Bank demands credit card reform

Demanding reform

An Australian bank has taken aim at the domestic credit card market, recommending a number of significant reforms for the industry.

ME Bank’s recommendations include the introduction and mandatory advertising of a uniform comparison rate, and the simplification of the card-switching process.

ME Bank head of cards and deposits Nic Emery said the suggested reforms would make the sector more competitive and credit card rates more transparent.

“It is by making it easier for customers to compare cards that make it a less taxing escapade for them, and consequently make them more likely to switch,” Mr Emery told Nest Egg.

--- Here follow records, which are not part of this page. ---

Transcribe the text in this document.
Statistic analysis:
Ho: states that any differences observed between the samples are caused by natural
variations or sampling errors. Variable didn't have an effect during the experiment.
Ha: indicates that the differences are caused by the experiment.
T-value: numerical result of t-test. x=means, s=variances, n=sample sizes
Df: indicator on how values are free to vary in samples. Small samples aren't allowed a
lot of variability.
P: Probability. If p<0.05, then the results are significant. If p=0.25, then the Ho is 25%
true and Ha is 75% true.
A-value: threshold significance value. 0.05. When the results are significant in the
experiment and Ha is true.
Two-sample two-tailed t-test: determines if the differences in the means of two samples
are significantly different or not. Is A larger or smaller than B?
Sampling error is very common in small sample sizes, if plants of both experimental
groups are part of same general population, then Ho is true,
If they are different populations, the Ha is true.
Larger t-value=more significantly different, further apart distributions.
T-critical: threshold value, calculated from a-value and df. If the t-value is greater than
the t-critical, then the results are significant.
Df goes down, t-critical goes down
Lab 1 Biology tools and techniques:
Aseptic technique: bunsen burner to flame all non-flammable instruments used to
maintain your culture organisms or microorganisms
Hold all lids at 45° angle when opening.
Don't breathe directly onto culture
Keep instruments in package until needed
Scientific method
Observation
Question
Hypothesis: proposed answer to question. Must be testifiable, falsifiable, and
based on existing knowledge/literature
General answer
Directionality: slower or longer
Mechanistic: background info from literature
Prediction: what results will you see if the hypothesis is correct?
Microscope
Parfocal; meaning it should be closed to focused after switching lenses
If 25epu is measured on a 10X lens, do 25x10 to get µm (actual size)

“More importantly from a principal perspective, they are doing so fully informed in relation to the costs.”

The mandatory comparison rate, already a staple of the UK market, would likely encourage major credit card providers to compete on interest rates.

“The rationale behind this is really based on the reality that credit cards are complicated products, and the market is very cluttered so we feel that customers need a simpler way to work out the actual costs of the product they’re buying in the same way that it is with home loans basically,” Mr Emery explained.

“Certainly, we are behind the UK on this and I know the regulators look to the UK to see what’s going on there and to see how effective it is.”

Under the ME recommendations, credit card providers would be required to advertise the uniform comparison rate alongside their headline rate.

“There are dozens of credit cards in the market which apply different fees and use different interest rate calculations, making it difficult for customers to accurately compare,” ME chief executive Jamie McPhee said.

Additionally, credit card switching would be made easier so as to further facilitate competition, while providers would be unable to grant their customers proactive credit limit increases to combat serious debt.

Meanwhile, a floor would be introduced that requires customers to make monthly repayments of 2 per cent or more on their balance to reduce the interest burden.

“The ones most likely to get in trouble are the ones who bear the most interest and are also potentially the ones interested in balance transfer offers or low rate cards that have fees attached to them, or when the balance transfer finishes it rolls onto a significantly higher rate,” Mr Emery said.

“These kinds of rules are about protecting the vulnerable either due to misfortune or the way they approach life and spending.”